Thank you so much for the advice, i will take it apart and check


----------



## Scotchpig (Apr 8, 2018)

Good luck sir! Would be a nice piece of kit when working, and sentimental value as well


Sent from my iPhone using Tapatalk


----------



## Rabidawise (Apr 23, 2018)

That's a cool piece for sure!!! Any idea of it's age? I assume its a soft flame, correct?


----------



## Rondo (Sep 9, 2015)

There are also places you can send it for a spit shine and overhaul. 
Google is your friend.


----------



## Sparks of time Lighters (Jan 26, 2013)

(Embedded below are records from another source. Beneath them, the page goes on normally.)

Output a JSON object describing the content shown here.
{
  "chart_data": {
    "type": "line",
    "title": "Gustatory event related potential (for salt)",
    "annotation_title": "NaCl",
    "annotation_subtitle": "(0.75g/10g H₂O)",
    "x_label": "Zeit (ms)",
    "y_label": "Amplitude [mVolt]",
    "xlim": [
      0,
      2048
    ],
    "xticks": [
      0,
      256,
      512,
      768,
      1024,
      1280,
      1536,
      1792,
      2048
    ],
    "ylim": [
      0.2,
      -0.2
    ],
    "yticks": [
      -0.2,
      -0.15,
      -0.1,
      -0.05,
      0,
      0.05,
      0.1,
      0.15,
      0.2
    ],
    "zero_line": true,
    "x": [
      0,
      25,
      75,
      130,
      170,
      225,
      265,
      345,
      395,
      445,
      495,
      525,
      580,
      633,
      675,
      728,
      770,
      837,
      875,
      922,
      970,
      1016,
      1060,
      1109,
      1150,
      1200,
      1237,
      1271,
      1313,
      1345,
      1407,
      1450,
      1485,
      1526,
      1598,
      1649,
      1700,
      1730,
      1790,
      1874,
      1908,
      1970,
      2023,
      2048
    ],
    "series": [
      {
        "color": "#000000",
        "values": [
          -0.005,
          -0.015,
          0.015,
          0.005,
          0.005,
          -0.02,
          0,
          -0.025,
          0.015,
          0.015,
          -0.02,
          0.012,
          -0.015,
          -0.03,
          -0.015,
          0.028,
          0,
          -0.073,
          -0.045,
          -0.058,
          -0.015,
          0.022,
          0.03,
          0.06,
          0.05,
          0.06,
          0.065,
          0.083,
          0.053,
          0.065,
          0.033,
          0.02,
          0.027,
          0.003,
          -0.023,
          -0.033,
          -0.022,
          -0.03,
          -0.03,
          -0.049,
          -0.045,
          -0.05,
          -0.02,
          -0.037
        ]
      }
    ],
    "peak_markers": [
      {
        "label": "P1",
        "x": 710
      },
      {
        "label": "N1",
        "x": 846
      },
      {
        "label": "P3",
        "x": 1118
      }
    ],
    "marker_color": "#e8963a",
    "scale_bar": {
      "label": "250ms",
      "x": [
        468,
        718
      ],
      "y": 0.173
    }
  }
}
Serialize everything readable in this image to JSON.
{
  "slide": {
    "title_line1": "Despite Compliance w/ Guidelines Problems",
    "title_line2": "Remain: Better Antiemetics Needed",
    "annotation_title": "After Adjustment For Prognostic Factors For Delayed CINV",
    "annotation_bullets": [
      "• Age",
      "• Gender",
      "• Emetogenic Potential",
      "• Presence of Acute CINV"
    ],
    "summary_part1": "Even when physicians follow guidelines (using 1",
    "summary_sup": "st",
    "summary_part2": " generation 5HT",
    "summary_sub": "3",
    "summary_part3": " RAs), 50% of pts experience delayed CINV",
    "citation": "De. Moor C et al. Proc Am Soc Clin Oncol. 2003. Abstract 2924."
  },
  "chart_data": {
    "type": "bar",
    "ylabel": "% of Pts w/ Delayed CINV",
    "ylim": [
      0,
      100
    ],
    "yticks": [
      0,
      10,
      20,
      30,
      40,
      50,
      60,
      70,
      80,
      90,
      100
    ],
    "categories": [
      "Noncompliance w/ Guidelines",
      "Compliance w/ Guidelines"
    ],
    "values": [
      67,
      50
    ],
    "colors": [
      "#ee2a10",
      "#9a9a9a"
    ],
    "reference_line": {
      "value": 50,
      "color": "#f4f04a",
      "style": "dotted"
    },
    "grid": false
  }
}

I can repair Colibri lighters. I can repair the Beam sensor and touch sensor lighters too.
Please feel free to contact me for a repair estimate. 
[email protected]


----------



## S&W (Aug 2, 2018)

@Sparks of time Lighters 
Not sure about your capabilities with lighters. But you sure can raise old threads from the grave...


----------



## zcziggy (Apr 11, 2019)

S&W said:


> @Sparks of time Lighters
> Not sure about your capabilities with lighters. But you sure can raise old threads from the grave...


i'm more amused by the fact that he still uses aol.....:smile2:


----------



## UBC03 (Nov 18, 2015)

zcziggy said:


> i'm more amused by the fact that he still uses aol.....:smile2:


Be nice.. I've got an AOL I use for PP. It's the only thing that goes there so it's easy to keep track of. Plus I've had it for 17 years..

Sent from my bunker


----------



## UBC03 (Nov 18, 2015)

Sparks of time Lighters said:


> I can repair Colibri lighters. I can repair the Beam sensor and touch sensor lighters too.
> Please feel free to contact me for a repair estimate.
> [email protected]


We have a for profit section. That would be where you wanna post your services.

Sent from my bunker


----------



## UBC03 (Nov 18, 2015)

Just a bit of advice so you don't need to keep resurrecting old threads and driving members crazy. 

Sent from my bunker


----------



## Wheels Up (Jun 13, 2019)

I'm just impressed he managed to not make a single post in seven years and then made eight posts in twenty-three minutes.

Did you forget your password for seven years and just remember it this morning? That's gotta be a record.


----------